Accredited Land Consultant Eric Andrews tells us today about TEN things you need to know when purchasing land in the State of North Carolina.
Speaker 1: What are 10 things to know before buying land in North Carolina?
Speaker 2: 10 of them, 10 of them now, are you going to count? Are you going to keep track?
Speaker 1: Yeah.
Speaker 2: We need to know the intended use of the buyer. Is it going to be a farm, a house, a business, hunting investment, timber? We need to figure out what your needs are. Not every property can you do on it what you want to do, so we need to figure out what your intended use. We need to figure out what amenities does it have? Does it have a pond? Does it have a fence? Does it have a stream? Does it already have a septic on it? Right now, pasture’s an amenity. Everybody wants pastures, so that’s actually considered an amenity.
So what amenities are actually on the property? Topo. Topo’s real, real important. We’ve had properties in Chatham County and in North Carolina that are so steep, you can’t put a septic on them. They’re so steep that they won’t hold a septic. And commercial properties, this is hugely important. In commercial, what do we want? We want level. And if you have a very hilly property or some kind of hole or whatever, moving dirt can be as expensive as the property itself.
We’ve had properties where the property was $300,000, and to get it site-ready cost another $300,000. So topo is real, real important. Size. Size matters. You can’t have a cattle farm on a five acre piece of property. So we need to know what size property you need. And then one of our hottest topics on YouTube, easements. Does it have a public road? That’s one kind of easement, but believe it or not, there’s other kinds too. Utility easements. I sold a property last week that had a gas line going through it.
You’re not moving that gas line. That gas line’s going to be there for a long, long time. Sometimes we have septic easements, where someone else’s septic is on your property. You can’t build your house on top of your neighbor’s septic. So septic easements. We have train tracks. Literally train tracks that go along the edge of your property. Even though the train tracks are on your property, you’re not allowed to cross those train tracks without special permission. So you’d think if the easement went across, you’d be able to cross, but you have…
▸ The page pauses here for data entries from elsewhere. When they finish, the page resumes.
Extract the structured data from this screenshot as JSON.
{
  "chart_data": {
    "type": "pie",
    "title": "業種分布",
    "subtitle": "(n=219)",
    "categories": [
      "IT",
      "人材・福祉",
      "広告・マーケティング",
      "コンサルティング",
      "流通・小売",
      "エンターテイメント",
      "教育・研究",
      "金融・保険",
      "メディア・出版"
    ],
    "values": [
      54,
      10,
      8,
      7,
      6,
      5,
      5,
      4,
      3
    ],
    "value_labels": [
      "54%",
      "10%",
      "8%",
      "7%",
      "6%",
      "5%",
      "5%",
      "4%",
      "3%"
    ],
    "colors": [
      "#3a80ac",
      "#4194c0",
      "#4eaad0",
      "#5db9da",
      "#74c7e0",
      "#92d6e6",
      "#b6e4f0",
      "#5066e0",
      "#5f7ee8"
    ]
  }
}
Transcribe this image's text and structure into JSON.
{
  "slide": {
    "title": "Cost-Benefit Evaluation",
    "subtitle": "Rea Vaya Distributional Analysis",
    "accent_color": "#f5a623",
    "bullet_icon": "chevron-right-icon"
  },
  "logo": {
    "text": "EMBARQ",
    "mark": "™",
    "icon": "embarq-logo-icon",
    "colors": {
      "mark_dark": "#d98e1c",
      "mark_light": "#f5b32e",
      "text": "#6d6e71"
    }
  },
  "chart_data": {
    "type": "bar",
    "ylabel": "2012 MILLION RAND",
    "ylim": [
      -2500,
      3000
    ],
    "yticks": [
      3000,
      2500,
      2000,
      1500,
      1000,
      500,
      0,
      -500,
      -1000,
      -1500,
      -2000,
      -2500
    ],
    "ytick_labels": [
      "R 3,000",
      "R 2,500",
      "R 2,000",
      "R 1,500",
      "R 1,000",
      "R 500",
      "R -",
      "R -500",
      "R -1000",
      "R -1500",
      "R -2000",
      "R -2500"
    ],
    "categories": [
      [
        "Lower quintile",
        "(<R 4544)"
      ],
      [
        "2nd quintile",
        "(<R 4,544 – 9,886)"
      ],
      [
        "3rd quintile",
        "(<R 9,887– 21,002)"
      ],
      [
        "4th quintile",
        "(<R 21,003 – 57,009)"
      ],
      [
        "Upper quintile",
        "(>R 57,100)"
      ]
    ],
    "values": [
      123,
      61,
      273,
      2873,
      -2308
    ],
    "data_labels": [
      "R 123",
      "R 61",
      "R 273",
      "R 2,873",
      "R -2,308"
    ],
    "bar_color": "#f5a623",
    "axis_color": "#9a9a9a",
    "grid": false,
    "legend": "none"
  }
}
It’s very hard to get those letters to cross train tracks. And then it’s real cute see, especially in Orange County, we do a little bit of it in Chatham county, but you can voluntarily give up your developmental rights on your property, then it’s covered with a conservation easement. And so that limits what you can do if it’s under a… So you have to be aware of the easements. Number six would be value comparison that this is… Versus the intended use. So if you have a piece of property that’s on the highway that’s great for commercial, you wanting to put your 600 square foot tiny house on that property is a value.
So that property might be two acres and they might be asking a million dollars for it. Well, that’s not great for a tiny house by any means, right? So you have to look at what intended use is versus the value comparison of the property. Utilities are real important. Does it have sewer? Does it have water? What’s the other big one right now? Broadband. Broadband’s huge. Natural gas. All properties in Chatham County and most of North Carolina have access to power, but we’ve had clients that had to pay $64,000 to bring power to their property because the property was there on the road, but they were way, way back, and that’s how much Duke Power is going to charge them.
I think it’s important to know your tax exemptions. Is it in timber use? Is it in farm use? You need to know the deed restrictions. Can you do everything that you want on this property, or is it restricted on the deed? And the last one is, what are the local restrictions? There’s stream buffers, so if you have different kinds of streams, there’s setbacks, what you can and can’t do. Every now and then, very rare, but we get into some endangered species situations.
They’re zoning and every now and then, we’ll have a piece of property, especially older farms or whatever, where they just dump their trash on their property. After you buy that, somebody might come along and say, “You have to pick up that trash,” and you say, “Well, I didn’t put it there. It was here when I bought it,” but you need to be aware of those. So those are the top 10 things right now that I think people should be aware of when buying land in North Carolina.